Last year’s FBU and UNISON conferences passed resolutions calling for, respectively, a rule change and a review of the unions’ political funds. The FBU executive and UNISON’s Political Fund Review Task Group have both responded by arguing that freeing up a union’s political funds would open up the prospect of Labour disaffiliating the union. "Why should we be held to ransom?" answers Whose Money? If Labour threatened such a move "we should respond with a united campaign to... defend our right to spend our money as we decide" (p16), to support non-Labour candidates while still funding the Labour Party. Normally prisoners pay a ransom in order to be freed. This time the Socialist Alliance wants ‘the right’ to carry on paying money to the unions’ captors!

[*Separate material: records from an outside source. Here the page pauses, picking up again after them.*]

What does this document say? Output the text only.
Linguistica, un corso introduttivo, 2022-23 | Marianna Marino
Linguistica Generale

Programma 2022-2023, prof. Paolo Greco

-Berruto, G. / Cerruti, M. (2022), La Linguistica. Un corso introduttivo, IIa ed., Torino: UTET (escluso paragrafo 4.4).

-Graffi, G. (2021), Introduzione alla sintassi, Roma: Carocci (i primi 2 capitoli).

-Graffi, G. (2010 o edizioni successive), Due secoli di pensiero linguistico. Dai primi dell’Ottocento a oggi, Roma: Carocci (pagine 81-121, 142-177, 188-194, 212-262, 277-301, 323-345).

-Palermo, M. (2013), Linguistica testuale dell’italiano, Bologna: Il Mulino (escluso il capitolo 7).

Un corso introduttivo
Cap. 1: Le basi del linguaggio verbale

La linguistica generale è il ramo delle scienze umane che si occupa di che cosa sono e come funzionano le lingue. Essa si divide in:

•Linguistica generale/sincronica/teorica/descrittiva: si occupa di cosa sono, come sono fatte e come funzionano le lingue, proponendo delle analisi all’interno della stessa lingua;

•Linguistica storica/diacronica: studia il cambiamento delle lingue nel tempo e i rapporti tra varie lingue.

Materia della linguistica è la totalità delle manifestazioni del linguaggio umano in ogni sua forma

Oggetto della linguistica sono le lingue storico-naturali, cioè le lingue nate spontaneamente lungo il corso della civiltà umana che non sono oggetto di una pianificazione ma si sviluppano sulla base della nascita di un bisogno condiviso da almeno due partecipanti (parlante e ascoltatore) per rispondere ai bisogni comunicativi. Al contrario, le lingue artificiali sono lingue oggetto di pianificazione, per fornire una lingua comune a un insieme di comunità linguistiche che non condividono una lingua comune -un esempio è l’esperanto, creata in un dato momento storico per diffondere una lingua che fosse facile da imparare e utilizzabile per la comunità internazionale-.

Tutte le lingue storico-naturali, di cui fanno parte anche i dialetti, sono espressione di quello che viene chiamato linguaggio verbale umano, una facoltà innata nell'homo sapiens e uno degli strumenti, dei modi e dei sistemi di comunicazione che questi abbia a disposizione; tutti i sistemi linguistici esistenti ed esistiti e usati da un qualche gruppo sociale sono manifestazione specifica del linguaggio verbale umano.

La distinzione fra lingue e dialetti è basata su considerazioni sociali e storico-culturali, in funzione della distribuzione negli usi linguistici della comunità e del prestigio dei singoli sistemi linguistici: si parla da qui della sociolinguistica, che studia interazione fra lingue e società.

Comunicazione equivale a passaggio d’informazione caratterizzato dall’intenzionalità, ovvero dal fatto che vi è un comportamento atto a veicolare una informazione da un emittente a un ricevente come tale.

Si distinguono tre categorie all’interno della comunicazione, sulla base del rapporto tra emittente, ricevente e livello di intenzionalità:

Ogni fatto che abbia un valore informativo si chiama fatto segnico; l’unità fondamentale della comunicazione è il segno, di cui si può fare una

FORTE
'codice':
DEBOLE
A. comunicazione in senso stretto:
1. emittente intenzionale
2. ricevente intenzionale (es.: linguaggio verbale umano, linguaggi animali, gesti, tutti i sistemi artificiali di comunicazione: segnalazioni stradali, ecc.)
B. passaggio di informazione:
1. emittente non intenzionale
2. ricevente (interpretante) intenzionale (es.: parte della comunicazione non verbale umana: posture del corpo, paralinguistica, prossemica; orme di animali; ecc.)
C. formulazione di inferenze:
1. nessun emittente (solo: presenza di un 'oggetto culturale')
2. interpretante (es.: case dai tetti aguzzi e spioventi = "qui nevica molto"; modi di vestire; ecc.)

It is valid to discuss tactically how to raise the issues around the political funds in each union. But why is the Socialist Alliance afraid of the prospect of New Labour initiating the break-up of the union link? An earlier report by Matt Wrack to the Socialist Alliance executive, The FBU decision on the political fund (12th June 2001), gives the reason. Disaffiliation, he argues, immediately raises the question, "What will replace Labour? At this stage the Socialist Alliance, unproved as it is, will not be seen generally as an alternative. Rather, it is a question of building that support by our work". The implication is that the development of a workers’ ‘independent political voice’ must wait until the Socialist Alliance is ready to provide it.

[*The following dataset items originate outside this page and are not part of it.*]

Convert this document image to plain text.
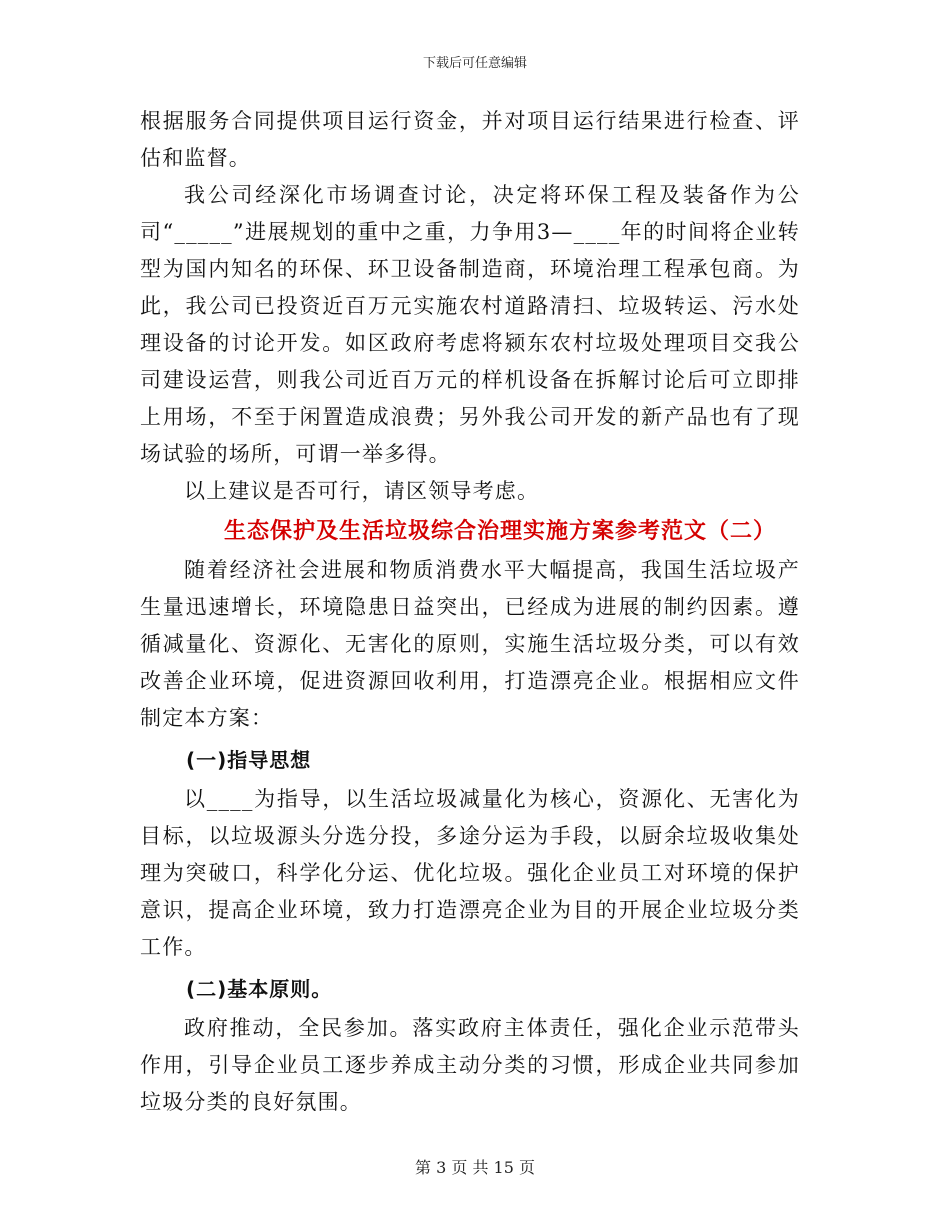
下载后可任意编辑

根据服务合同提供项目运行资金，并对项目运行结果进行检查、评估和监督。

我公司经深化市场调查讨论，决定将环保工程及装备作为公司“_____”进展规划的重中之重，力争用3—____年的时间将企业转型为国内知名的环保、环卫设备制造商，环境治理工程承包商。为此，我公司已投资近百万元实施农村道路清扫、垃圾转运、污水处理设备的讨论开发。如区政府考虑将颍东农村垃圾处理项目交我公司建设运营，则我公司近百万元的样机设备在拆解讨论后可立即排上用场，不至于闲置造成浪费；另外我公司开发的新产品也有了现场试验的场所，可谓一举多得。

以上建议是否可行，请区领导考虑。

生态保护及生活垃圾综合治理实施方案参考范文（二）

随着经济社会进展和物质消费水平大幅提高，我国生活垃圾产生量迅速增长，环境隐患日益突出，已经成为进展的制约因素。遵循减量化、资源化、无害化的原则，实施生活垃圾分类，可以有效改善企业环境，促进资源回收利用，打造漂亮企业。根据相应文件制定本方案：

(一)指导思想

以____为指导，以生活垃圾减量化为核心，资源化、无害化为目标，以垃圾源头分选分投，多途分运为手段，以厨余垃圾收集处理为突破口，科学化分运、优化垃圾。强化企业员工对环境的保护意识，提高企业环境，致力打造漂亮企业为目的开展企业垃圾分类工作。

(二)基本原则。

政府推动，全民参加。落实政府主体责任，强化企业示范带头作用，引导企业员工逐步养成主动分类的习惯，形成企业共同参加垃圾分类的良好氛围。

第 3 页 共 15 页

Although Matt Wrack is a member of the Socialist Party his is not the position that was democratically agreed by a unanimous decision at the Socialist Party’s annual conference. Rather it echoes the haughty approach of the Socialist Workers Party (SWP), who organised a takeover of the Socialist Alliance at its December 2001 conference. They see the unions’ role as one of ‘rallying’ to the Socialist Alliance/SWP (if not today!), rather than as the potential initiators of an independent political voice for workers, a new workers’ party. Rather than meet the ‘what alternative?’ challenge with a counter-challenge, a campaign for the new left union leaders (in the RMT, ASLEF, the PCS, FBU, CWU and NUJ) to organise a cross-union rank-and-file conference to discuss what steps are needed to build a new political alternative, a move which would have a major impact on the situation in Britain, the Socialist Alliance/SWP lag behind. Whose Money? replies to the question, "Are you calling for the unions to disaffiliate from Labour?" with a firm "No – this debate is about something different". (p16) But what if a real ‘questioning trade unionist’, prompted by the arguments of his or her pro-Labour link leaders, insists on an answer?

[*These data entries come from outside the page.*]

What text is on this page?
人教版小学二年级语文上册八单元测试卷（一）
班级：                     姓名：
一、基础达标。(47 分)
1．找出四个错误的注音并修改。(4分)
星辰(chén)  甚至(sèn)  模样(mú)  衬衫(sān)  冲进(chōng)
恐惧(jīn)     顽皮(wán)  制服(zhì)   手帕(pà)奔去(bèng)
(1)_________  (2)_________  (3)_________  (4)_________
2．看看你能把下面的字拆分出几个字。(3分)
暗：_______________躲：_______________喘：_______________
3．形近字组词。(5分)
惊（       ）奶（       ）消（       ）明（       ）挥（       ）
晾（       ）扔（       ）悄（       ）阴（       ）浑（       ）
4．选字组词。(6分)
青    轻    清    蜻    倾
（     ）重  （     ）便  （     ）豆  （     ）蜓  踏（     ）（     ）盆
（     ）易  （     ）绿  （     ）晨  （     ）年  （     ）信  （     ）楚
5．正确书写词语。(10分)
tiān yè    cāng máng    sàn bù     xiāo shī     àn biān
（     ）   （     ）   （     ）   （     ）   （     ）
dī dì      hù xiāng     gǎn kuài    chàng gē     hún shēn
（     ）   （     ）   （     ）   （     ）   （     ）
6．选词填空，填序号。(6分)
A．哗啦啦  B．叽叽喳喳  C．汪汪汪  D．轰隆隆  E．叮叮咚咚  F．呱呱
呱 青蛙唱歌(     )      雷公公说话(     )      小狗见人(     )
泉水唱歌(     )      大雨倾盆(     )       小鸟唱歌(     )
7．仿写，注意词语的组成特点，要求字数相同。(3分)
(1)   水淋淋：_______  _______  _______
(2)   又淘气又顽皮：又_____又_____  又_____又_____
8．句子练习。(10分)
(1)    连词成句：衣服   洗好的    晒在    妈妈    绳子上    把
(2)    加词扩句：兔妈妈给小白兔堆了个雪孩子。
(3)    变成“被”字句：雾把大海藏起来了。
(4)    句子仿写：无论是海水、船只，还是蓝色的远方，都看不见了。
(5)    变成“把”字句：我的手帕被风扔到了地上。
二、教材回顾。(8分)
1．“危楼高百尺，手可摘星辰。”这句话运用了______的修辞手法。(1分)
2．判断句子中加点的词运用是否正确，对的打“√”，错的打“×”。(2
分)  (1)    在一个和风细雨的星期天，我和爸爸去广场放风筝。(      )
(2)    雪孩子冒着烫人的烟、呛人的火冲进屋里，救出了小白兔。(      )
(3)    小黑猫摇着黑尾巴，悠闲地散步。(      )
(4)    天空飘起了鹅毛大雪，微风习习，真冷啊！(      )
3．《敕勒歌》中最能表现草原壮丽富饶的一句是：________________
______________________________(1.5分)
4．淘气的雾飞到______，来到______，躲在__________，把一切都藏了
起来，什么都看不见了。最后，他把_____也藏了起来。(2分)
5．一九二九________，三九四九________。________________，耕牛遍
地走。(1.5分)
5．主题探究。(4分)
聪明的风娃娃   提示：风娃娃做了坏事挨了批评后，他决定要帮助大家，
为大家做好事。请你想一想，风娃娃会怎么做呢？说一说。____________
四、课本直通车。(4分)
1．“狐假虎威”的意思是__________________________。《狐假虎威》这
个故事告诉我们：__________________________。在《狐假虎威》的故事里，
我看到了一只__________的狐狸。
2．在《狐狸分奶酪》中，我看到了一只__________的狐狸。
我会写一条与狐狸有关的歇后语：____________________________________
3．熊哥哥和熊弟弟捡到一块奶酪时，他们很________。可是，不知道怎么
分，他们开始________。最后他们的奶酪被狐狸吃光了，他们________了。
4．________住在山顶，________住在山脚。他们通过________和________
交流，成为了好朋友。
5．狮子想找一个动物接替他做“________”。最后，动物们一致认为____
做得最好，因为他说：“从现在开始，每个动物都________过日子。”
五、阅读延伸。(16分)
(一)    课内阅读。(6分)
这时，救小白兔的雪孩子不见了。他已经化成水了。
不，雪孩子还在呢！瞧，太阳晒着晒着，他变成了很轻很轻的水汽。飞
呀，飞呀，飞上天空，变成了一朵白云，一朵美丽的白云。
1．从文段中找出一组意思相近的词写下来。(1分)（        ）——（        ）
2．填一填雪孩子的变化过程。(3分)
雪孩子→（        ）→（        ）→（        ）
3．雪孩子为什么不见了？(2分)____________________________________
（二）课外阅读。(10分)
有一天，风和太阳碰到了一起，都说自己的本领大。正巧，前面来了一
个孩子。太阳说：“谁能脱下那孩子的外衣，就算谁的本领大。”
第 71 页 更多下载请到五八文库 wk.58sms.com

A new workers’ party will not necessarily develop through official structures of the unions, although in Australia the first, tentative steps towards a new political alternative are coming from the unions, at least in Victoria state. It is certainly unlikely that a majority of the larger unions, at least nationally, would embrace a new party – the biggest unions also remained wedded to the Liberal Party in the early days of the Labour Representation Committee.

But as the New Labour government relentlessly pursues its big-business agenda, particularly as the impact of the world economic downturn makes itself felt, so the idea will relentlessly return to trade unionists in struggle, that there must be an alternative. Socialists in the unions can play a critical role in developing this consciousness, by bringing forward timely proposals and arguments to push the trade unions into independent political activity. But for guidance in this task they will have to look for a greater clarity of ideas than can be found in this Socialist Alliance pamphlet.